September 1st, 2013, 7:33 AM by Goddess

So, my favorite thing about my WeightWatchers app — and the program in general — is that when you log in every day, your sins of the past have been erased and you start with a clean slate.

Your points record from the previous day is gone. You ares shown all the points you’re allowed to eat today, and a blank tracking form to chart them as you consume them.

It’s liberating. It’s a new day, in every sense of the word. I can’t express how appreciative I am to have a visual reminder that I get to start over fresh, every single day.

I wish life had that ability to show us that we can leave yesterday’s problems right where we found them.

***

On the clean-slate theme, something I wrote yesterday bugged me. And probably not the thing that close-attention-payers would think.

I always refer to Whorothy as ugly. And when I speak in my broad terms, like I tend to do, I generalize people who are “uglier” than me.

I feel like I need to erase that. But since I don’t do a lot of erasing around here, I want to explain and even berate myself.

First of all, I ain’t no beauty queen behind this keyboard. I struggle with my weight, extraordinarily poor hair and an absolute inability to confront the right people or control my absolute disappointment or disgust around the wrong ones. First-place prize, I am not.

But I try to be gentle with those who need it. I try to be a cheerleader to those who need some inspiration, those whose chosen ones walk over them with shit-kickers. I really think what I lack in the ability to respond quickly is more than made up for in my ability to pinpoint the best course of action. I work super-hard. And I care. Anything you can say negative about me, you have to also say, “Well, she follows her heart and busts her ass.”

So when I rage against Whorothy, realize A) she inspires absolute lunacy and B) she’s a proxy for all that is unfair in my world.

And so when I say it crushes my soul that men choose those who are uglier than me, I mean inside and out. I watch her absolutely zing a nice person online. Decimate him. And insulting people on their own Facebook page for all their friends to see is unfair. Like, how do you pass off that piece of shit as your girlfriend when everyone is looking at her going, wow, what a cunt?

What my real intention in cleaning my sins today, however, is to point out that I’ve been dumped for many beautiful women in my day. Inside and out. And I am still friends with all my boys and I don’t want a single one of them to think I’m insulting their queens.

I’ve always been the girl to approve their betrotheds. Even if they would have still shacked up with/married them anyway, they always felt better when I said, “You did good.” And they did. They all did.
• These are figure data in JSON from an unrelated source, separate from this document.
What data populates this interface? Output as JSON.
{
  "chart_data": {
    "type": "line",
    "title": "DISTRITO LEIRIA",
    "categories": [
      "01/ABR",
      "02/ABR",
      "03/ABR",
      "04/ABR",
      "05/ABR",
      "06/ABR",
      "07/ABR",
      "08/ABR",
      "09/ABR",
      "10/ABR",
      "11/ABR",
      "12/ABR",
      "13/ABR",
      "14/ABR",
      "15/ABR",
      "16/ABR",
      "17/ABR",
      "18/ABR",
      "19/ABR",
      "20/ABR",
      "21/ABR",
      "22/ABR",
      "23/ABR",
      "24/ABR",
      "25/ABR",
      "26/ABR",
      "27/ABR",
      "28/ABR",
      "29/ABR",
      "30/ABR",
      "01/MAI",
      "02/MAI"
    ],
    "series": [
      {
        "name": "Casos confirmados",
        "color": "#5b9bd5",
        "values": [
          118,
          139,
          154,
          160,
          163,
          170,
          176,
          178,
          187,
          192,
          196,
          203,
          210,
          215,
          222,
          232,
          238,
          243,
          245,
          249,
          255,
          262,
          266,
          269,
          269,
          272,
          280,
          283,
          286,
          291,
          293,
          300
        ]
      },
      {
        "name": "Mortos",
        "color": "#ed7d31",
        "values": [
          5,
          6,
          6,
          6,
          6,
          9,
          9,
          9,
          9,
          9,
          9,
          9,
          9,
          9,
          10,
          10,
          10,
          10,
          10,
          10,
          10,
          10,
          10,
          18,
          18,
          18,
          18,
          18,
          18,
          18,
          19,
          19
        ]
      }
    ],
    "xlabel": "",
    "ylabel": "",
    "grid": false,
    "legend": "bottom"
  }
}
I think it was easier back then for me, because I was a big believer in not forcing a “meant to be” and that my own meant-to-be was yet to come. Now that they’ve all been married for 10 years, my faith is a little shaken.

And if I’m real honest with myself, maybe some people take up more time than they should in my mind because I wonder if it’s just that I’m not GOOD at separating friends from something more.

In any case, you’ll probably notice that I haven’t talked about Topo Gigio (who hearts Whorothy) for months. That’s because he’s long gone and I have new problems I’m not blogging about. I just continue to wonder why on earth anybody could love her (and not me). IF she were sweet or beautiful or kind or treated him well or was anything but what I perceive her to be, I would be short about three dozen blog entries.

Anyway, to all my guys: Your ladies are beautiful. Because they love you.

Any additional personalities or looks are only icing on the cake.

Alas, my clean slate involves worrying about ME, not worrying about other (good) people’s choices. It’s hard to separate myself when I think I’m being helpful, but I’m not. People need to come to their own conclusions. And if ever he does realize I’m right, I don’t think I’d be the first one he calls.

Maybe he would if I’d reacted differently all along. *shrug* I’m not going to apologize for wanting the best for people. I just have to get better at accepting when I don’t fit their definition of “best.”